Ruimteverwarmingstoestellen op basis van water: 200 mg/Nm3 bij 10 % O2

Toestellen voor lokale ruimteverwarming: 200 mg/Nm3 bij 13 % O2

De emissies van zwevende deeltjes in de uitlaatgassen van ruimteverwarmingstoestellen in de toeristische accommodatie mogen de in Verordening (EU) 2015/1189 respectievelijk Verordening (EU) 2015/1185 vastgestelde grenswaarden niet overschrijden.
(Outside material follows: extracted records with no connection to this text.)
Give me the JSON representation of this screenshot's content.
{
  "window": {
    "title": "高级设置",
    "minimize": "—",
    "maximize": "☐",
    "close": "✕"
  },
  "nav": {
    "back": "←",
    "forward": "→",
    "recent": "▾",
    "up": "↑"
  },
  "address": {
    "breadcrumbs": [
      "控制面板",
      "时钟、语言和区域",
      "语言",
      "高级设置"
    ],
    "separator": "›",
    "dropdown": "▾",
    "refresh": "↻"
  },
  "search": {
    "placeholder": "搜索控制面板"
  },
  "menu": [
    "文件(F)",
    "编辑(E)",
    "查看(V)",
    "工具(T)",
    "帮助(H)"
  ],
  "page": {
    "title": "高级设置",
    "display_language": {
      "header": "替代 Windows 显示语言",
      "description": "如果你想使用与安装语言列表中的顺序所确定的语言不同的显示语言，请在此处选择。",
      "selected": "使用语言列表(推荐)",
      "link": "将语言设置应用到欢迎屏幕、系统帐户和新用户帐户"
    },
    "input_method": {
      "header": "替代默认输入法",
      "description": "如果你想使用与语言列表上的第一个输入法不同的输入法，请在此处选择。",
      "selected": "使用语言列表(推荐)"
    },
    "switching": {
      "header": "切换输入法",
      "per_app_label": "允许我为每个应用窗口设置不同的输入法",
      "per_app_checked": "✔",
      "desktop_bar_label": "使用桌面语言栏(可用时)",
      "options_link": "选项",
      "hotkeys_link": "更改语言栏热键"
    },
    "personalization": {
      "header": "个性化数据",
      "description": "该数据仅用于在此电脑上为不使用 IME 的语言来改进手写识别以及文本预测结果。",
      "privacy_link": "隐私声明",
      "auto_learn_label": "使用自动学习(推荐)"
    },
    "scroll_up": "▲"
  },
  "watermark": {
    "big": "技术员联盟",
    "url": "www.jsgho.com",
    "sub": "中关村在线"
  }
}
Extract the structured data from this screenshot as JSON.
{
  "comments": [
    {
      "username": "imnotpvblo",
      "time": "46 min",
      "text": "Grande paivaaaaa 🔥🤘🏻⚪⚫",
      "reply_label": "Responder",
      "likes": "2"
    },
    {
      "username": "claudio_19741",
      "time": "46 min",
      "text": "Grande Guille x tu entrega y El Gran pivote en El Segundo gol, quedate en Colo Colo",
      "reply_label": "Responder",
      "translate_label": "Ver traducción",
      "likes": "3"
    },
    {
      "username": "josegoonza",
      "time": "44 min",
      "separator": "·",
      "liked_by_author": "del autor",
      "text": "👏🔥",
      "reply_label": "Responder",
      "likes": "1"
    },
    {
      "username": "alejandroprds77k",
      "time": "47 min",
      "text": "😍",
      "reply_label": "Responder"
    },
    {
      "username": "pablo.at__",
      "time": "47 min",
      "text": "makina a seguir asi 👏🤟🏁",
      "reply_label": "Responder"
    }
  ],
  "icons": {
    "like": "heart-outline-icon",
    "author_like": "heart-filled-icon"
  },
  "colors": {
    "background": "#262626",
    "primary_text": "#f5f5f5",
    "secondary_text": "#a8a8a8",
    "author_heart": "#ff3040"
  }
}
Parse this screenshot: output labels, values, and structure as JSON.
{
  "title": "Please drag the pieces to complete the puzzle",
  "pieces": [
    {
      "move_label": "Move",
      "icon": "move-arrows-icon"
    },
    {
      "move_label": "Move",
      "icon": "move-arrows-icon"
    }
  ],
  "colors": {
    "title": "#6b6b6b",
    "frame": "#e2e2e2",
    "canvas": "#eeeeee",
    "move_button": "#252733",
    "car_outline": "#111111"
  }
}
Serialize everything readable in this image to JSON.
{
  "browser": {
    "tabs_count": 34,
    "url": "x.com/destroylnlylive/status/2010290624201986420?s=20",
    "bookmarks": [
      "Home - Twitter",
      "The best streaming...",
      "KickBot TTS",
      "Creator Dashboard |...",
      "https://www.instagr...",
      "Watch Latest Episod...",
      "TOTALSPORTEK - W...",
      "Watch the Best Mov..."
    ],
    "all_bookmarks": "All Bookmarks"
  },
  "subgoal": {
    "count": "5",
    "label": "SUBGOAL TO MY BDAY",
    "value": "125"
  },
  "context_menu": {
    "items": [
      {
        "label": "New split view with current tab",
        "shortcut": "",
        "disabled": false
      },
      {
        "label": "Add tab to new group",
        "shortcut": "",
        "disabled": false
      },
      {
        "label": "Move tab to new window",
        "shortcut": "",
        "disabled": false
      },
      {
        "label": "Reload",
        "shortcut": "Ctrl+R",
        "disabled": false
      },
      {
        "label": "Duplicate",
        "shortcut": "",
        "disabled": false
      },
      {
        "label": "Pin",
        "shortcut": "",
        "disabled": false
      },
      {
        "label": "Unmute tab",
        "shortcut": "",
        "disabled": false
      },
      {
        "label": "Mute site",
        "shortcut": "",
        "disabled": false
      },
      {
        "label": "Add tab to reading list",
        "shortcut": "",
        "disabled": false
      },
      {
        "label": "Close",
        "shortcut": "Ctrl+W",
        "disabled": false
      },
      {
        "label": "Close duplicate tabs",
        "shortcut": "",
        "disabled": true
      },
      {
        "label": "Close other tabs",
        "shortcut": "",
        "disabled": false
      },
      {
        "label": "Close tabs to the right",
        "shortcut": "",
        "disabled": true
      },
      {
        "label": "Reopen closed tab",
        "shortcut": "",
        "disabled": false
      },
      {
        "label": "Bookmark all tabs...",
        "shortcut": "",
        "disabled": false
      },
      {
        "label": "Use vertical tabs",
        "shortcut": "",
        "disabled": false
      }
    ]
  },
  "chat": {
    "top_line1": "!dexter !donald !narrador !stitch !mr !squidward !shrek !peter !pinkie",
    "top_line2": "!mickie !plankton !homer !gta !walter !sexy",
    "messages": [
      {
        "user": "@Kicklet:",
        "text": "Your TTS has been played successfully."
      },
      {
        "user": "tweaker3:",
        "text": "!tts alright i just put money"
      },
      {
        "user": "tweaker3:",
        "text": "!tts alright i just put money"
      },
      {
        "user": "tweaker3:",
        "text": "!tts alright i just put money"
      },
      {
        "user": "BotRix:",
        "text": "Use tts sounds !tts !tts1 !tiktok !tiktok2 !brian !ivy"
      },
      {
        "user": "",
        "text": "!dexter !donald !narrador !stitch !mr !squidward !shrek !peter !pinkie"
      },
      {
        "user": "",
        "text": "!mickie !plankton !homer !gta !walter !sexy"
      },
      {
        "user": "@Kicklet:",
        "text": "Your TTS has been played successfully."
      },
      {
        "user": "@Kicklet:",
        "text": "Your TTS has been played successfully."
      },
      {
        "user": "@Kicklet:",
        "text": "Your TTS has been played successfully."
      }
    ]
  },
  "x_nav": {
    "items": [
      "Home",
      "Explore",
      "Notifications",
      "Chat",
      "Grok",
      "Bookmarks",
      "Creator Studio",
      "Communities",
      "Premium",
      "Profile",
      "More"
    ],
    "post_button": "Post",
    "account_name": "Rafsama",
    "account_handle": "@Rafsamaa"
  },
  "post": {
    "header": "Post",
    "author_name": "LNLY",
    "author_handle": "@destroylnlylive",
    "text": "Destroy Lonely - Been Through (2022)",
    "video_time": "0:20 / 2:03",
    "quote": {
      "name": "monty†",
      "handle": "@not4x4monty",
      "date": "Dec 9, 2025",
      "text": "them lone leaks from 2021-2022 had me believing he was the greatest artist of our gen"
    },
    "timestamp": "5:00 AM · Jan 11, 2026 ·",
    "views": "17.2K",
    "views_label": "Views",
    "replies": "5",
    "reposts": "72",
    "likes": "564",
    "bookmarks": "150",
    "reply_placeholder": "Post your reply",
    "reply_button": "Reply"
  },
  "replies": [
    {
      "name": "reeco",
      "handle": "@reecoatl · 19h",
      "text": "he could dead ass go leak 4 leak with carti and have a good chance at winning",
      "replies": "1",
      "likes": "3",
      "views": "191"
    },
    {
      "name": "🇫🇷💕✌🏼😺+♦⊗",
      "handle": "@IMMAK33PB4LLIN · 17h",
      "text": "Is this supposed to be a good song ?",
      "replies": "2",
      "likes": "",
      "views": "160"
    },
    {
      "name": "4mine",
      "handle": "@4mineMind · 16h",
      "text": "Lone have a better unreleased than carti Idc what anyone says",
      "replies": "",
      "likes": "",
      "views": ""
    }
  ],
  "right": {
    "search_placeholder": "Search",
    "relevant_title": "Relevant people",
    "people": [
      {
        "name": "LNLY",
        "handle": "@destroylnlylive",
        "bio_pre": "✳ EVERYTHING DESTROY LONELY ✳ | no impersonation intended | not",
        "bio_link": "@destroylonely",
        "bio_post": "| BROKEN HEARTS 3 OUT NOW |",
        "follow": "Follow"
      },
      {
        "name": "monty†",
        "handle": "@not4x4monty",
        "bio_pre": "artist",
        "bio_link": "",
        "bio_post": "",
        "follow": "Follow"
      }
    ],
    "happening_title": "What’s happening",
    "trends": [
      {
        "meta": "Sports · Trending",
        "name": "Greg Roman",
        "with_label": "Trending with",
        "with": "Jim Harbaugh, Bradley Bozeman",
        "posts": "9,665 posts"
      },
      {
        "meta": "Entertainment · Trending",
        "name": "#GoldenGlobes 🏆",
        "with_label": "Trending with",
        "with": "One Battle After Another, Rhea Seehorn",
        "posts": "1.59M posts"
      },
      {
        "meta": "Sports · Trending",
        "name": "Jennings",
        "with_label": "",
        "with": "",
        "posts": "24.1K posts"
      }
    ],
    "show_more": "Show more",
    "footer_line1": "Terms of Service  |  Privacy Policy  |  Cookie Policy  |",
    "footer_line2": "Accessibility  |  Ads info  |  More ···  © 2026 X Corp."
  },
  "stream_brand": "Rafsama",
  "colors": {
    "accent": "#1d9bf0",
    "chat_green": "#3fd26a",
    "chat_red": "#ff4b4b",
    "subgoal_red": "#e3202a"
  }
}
Beoordeling en verificatie

De aanvrager moet door de fabrikant of door de met de installatie, de verkoop of het onderhoud van de ruimteverwarmingstoestellen belaste vakbekwame technici opgestelde technische specificaties verstrekken waaruit blijkt hoe de vereiste efficiëntie wordt bereikt. Verwarmingstoestellen op basis van water waaraan de EU-milieukeur is toegekend, worden geacht aan bovengenoemde eisen te voldoen. Producten met een ander keurmerk van ISO-type I die aan de voornoemde eisen voldoen, worden geacht aan dit criterium te voldoen. Wanneer verwarmingstoestellen op basis van water waaraan de EU-milieukeur is toegekend, worden gebruikt, moet de aanvrager een kopie van het EU-milieukeurcertificaat of van de milieukeur op de verpakking verstrekken waaruit blijkt dat de EU-milieukeur werd toegekend overeenkomstig Besluit 2014/314/EU. Wanneer producten met een ander keurmerk van ISO-type I worden gebruikt, moet de aanvrager een kopie van het desbetreffende certificaat of een kopie van het keurmerk op de verpakking verstrekken en de voor het ISO-type-I-keurmerk geldende eisen aangeven die met de hierboven vermelde eisen overeenkomen.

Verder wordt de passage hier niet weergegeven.